È questo uno dei significati più interessanti dei cambiamenti e delle trasformazioni oggi in atto nella scuola italiana!     

La seconda considerazione che vorrei esprimere è questa: - La progettazione e il territorio, oltre che esprimere due logiche tipiche della società ipercomplessa, a legame ricorsivo e non più lineare, come ci ricorda Edgar Morin, rappresentano due essenziali riferimenti procedurali da cui non è possibile prescindere da parte di chi voglia esaminare, per cercare di capirlo, i difficili meccanismi e gli intrecci operanti nel “pianeta scuola”. 

Qui i riferimenti concettuali sono due:

q       da un lato, facciamo riferimento al modello-concetto di “curriculum” delle Istituzioni scolastiche, che finalmente, con l’autonomia, ci fa superare tutte quelle contraddizioni che insorgevano al suo richiamo, quando, come faceva tra gli anni settanta e ottanta Cesare Scurati, si era costretti necessariamente a coniugarlo con i Programmi unici nazionali dei vari ordini di scuola;

q       da un altro lato ci riferiamo alla necessità della diversificazione dell’attività formativa ed all’esigenza del conseguente decentramento dell’organizzazione scolastica, su di un territorio omogeneo, la cui configurazione a livello comprensoriale o sub-provinciale non dovrà in alcun modo comportare chiusure  o limitazioni, ma, paradossalmente, espansioni ed amplificazioni dei suoi tratti, entro le dimensioni nazionali ed internazionali, nel rispetto della propria identità culturale. 

Va ricordato che il Regolamento, posto alla base dell’autonomia delle Istituzioni scolastiche ed adottato con il DPR 8 marzo 1999, n° 275,  declina il curricolo in termini sì di territorialità, ma anche di flessibilità e di espansibilità e struttura il curricolo obbligatorio secondo una quota nazionale ed una locale, prevedendo, ove necessario, compensazioni ed integrazioni ed introducendo un curricolo aggiuntivo «definito - precisa il comma cinque dell’articolo otto – anche attraverso un’integrazione tra sistemi formativi, sulla base di accordi con le regioni e gli enti locali…», ma anche con le famiglie, le associazioni e gli enti sia del territorio che nazionali ed internazionali.

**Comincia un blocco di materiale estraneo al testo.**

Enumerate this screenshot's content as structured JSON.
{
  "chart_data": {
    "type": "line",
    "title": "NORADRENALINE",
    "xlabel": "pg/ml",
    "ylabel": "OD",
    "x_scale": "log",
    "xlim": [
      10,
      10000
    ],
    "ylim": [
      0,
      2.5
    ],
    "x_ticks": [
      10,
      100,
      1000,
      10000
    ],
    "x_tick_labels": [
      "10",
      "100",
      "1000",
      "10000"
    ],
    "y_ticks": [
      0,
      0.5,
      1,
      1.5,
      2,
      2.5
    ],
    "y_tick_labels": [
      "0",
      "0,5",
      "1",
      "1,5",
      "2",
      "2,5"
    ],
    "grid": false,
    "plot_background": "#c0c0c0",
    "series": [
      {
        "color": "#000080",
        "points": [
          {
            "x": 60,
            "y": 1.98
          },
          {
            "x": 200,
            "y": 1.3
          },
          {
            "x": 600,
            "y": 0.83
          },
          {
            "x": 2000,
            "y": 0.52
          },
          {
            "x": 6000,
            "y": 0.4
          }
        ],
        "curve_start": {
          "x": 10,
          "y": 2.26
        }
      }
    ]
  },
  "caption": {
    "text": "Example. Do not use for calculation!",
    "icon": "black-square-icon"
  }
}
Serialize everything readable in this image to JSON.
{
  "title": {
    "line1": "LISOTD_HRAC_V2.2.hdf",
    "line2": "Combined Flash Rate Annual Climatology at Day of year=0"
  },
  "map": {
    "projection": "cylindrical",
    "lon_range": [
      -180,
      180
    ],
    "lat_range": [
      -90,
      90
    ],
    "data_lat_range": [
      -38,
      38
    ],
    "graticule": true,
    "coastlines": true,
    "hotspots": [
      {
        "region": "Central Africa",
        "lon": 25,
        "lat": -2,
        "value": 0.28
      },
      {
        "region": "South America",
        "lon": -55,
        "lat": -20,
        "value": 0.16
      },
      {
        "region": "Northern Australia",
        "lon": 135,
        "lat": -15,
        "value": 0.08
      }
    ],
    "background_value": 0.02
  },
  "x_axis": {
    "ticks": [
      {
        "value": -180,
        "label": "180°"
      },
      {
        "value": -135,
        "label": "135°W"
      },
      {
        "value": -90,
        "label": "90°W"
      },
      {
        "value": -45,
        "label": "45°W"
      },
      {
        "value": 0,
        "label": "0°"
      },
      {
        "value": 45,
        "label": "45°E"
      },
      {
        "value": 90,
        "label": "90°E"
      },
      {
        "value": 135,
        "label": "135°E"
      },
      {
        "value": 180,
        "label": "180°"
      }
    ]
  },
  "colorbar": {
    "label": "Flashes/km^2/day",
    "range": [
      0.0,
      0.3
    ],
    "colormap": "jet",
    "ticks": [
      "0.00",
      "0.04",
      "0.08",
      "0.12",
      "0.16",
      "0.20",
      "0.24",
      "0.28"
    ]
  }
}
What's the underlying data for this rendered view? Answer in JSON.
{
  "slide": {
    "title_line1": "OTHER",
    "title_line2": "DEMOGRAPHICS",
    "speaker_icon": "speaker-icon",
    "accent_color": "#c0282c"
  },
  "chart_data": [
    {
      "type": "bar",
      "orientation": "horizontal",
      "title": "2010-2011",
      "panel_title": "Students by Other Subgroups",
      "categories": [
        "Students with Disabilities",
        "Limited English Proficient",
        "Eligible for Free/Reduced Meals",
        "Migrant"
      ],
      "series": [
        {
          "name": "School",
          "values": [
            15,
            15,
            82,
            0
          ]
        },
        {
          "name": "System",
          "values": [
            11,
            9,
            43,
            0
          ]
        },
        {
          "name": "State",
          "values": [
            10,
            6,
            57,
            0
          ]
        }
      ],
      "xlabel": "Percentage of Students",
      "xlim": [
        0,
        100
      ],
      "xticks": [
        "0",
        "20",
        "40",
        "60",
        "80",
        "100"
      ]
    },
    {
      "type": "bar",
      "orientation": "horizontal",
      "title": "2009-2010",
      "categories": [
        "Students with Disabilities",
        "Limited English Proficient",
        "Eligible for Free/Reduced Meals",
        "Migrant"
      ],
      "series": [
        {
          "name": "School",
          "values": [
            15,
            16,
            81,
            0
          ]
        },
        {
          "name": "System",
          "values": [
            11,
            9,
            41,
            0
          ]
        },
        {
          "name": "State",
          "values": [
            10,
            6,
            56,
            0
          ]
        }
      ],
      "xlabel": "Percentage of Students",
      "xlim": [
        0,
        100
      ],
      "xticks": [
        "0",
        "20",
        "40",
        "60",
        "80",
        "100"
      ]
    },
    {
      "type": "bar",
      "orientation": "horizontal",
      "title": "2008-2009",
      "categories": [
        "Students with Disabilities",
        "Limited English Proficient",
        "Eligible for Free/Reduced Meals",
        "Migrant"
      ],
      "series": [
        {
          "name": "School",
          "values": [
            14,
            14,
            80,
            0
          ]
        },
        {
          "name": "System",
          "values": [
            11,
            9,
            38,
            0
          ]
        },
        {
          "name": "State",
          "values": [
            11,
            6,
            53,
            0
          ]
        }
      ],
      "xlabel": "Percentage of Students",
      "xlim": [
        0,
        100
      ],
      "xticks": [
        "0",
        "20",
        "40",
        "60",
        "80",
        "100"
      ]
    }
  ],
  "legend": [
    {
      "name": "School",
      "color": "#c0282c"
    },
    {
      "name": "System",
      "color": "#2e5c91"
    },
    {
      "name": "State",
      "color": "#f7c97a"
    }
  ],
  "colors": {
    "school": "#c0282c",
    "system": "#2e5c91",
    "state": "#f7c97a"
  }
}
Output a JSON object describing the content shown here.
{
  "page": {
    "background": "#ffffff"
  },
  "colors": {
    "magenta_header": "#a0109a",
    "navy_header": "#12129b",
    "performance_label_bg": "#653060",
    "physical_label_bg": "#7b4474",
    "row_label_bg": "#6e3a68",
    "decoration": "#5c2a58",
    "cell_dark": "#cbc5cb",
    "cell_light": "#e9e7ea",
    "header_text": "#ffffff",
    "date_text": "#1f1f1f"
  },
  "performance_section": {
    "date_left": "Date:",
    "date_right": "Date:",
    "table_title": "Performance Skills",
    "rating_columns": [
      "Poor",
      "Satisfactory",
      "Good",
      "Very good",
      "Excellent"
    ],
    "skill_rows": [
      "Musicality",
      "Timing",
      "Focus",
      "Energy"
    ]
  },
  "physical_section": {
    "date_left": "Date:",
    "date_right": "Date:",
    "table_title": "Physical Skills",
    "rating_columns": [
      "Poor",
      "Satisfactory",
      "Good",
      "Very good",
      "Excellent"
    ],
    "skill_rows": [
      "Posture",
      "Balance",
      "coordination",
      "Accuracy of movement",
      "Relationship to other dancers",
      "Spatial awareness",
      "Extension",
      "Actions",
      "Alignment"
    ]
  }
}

Le possibilità operative che il curricolo integrato  offre sono di portata notevole e fanno prefigurare interessanti, ulteriori sviluppi.

In particolare, se ne possono evidenziare almeno tre fondamentali:

1.            la convergenza di obiettivi formativi e  di strategie didattiche  con i modelli che stanno alla base delle relazioni umane e sociali e che comunemente vengono adottati nel contesto socioculturale; il che vuol affermare la garanzia a che i contenuti dell’insegnamento siano rispondenti ai valori condivisi nel ”sistema simbolico culturale”,  in un determinato tempo e spazio;

2.            il superamento della chiusura e dell’autoreferenzialità che ogni sistema scolastico tende, suo malgrado, a realizzare, quando in esso la territorialità, che pure è un valore, si restringe troppo, perdendo in estensione più globalizzante;

3.            il potenziamento – qualitativo ed intensivo – della comunicazione e della interazione tra le parti, dal momento che la messa in azione di un curricolo integrato comporta necessariamente un infittimento della rete di relazionalità tra i soggetti che gestiscono la formazione e tra le diverse agenzie del sociale, favorendo, ma anche talvolta rallentando, gli stessi scambi socio-produttivi in una comunità sempre più on line.

Entro queste particolari dimensioni la nostra scuola è ancora tutta da costruire!

Con la terza  considerazione vorrei richiamare nel discorso progettuale l’impianto dei valori socio-culturali e delle “grandi” finalità educative del nostro tempo: la progettualità e la territorialità possono diventare, senza troppa enfasi, due riferimenti assiologici e valoriali, indispensabili per poter organizzare il nostro modo di concepire l’educazione dell’uomo.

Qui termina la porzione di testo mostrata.